EIM34050 - Foreign travel rules: duties
performed wholly or partly abroad: travelling expenses of the
employee's family
Section 371 ITEPA 2003
Summary
This page is concerned with the travelling expenses of an
employee who works partly or wholly abroad.
Conditions
- The employee must be resident and
ordinarily resident in the United Kingdom (see
EIM34010) and
- the employee's taxable earnings must
include an amount in respect of:
- the provision of travel facilities for a journey
made by the employee's spouse, civil partner or child, or
- the reimbursement of expenses incurred by the
employee on such a journey.
- Other factors:the employee is absent from
the United Kingdom for a continuous period of at least 60 days for
the purpose of performing the duties of one or more employments
(see example
EIM34060 for details of the 60 days
rule)
- the journey is between a place in the
United Kingdom and a place outside the United Kingdom where such
duties are performed
- the employee's spouse, civil partner or
child is:
- accompanying the employee at the beginning of the
period of absence
- visiting the employee during that period, or
- returning to the United Kingdom after so
accompanying or visiting the employee.
Nature of the deduction
The deduction is equal to the amount included in the employee's
taxable earnings in respect of the travel facilities provided for
the journey or the reimbursed expenses of the journey. In most
cases, the employer will have provided the travel facilities or
reimbursed the expense. Allow the cost of up to:
- two outward journeys (from the United
Kingdom to the overseas workplace, see
EIM34070) and
- two inward journeys (from the overseas
workplace to the United Kingdom)
in any tax year by each member of the employee's family, if all
of the above conditions are satisfied.
Meaning of family
Family for this purpose includes:
- the employee's spouse
- the employee’s civil partner
- the employee's children.

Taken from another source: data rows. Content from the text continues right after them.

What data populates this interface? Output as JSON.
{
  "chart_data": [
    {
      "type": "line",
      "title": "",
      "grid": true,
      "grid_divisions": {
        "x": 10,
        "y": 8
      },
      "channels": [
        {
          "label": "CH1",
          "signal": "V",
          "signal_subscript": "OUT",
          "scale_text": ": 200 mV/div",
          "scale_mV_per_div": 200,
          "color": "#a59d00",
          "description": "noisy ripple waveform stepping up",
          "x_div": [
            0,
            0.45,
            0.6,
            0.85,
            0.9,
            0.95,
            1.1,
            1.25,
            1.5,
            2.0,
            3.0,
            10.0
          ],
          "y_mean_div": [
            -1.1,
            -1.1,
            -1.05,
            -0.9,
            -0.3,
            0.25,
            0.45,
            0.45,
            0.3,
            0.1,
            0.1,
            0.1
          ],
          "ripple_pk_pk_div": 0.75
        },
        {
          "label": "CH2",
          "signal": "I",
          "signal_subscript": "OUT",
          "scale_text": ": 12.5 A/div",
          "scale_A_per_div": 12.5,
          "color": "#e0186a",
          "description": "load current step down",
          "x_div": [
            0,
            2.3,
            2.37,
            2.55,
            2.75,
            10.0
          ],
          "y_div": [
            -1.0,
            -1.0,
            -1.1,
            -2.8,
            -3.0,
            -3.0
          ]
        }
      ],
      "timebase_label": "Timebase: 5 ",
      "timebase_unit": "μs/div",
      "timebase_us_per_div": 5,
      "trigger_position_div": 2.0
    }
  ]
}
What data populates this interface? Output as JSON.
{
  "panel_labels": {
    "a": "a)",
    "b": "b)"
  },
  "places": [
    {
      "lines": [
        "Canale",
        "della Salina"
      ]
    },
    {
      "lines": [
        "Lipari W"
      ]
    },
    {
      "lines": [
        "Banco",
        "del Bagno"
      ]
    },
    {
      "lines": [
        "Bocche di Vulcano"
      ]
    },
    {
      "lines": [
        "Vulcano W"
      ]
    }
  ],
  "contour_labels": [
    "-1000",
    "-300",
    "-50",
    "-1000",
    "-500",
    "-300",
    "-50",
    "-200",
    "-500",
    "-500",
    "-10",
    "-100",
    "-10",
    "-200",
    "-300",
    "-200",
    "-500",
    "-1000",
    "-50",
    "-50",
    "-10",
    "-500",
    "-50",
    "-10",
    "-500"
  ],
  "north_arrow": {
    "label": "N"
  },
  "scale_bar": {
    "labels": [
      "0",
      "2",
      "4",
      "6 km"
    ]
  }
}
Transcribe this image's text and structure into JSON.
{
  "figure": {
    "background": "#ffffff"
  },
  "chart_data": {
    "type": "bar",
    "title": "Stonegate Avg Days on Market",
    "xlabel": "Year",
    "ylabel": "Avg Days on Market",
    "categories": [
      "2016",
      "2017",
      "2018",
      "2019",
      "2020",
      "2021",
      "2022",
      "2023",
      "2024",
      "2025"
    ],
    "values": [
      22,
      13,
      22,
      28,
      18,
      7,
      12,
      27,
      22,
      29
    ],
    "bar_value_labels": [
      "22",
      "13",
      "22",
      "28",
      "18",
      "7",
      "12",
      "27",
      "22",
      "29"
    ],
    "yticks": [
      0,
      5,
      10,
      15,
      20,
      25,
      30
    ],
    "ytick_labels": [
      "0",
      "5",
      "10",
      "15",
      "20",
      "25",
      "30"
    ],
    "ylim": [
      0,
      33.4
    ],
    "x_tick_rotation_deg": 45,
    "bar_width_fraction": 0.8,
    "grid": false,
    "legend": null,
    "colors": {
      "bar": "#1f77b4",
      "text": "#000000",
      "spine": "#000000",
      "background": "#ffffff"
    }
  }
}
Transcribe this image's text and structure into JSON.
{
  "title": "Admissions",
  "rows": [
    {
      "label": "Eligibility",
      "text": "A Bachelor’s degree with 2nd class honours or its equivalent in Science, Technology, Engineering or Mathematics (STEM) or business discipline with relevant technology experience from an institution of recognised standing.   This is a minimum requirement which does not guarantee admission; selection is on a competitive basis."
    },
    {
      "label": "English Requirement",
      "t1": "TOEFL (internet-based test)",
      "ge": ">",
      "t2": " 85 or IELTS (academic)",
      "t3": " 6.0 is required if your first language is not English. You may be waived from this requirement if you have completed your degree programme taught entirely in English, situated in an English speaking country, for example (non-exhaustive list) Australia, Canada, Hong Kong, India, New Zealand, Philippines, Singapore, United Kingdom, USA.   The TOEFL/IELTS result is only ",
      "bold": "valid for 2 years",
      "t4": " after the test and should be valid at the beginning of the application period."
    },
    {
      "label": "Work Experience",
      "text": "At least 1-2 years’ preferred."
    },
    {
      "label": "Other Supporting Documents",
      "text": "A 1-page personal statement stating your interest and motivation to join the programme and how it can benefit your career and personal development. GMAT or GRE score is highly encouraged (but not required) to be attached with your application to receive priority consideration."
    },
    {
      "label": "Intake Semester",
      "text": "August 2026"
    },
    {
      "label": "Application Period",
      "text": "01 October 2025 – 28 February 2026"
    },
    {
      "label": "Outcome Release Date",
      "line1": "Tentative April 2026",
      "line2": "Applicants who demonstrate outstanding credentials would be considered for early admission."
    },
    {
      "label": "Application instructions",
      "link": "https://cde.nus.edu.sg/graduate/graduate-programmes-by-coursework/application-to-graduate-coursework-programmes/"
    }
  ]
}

The term includes
any stepchild, adopted child or illegitimate child but not a child
over the age of 18 at the beginning of the outward journey.
Additional information
The deduction only covers the travel costs of the family. Once
the family arrives at the overseas workplace no deduction can be
given for their accommodation or subsistence. If the employer meets
the cost of the family's accommodation or subsistence the cost will
be taxable earnings of the employee.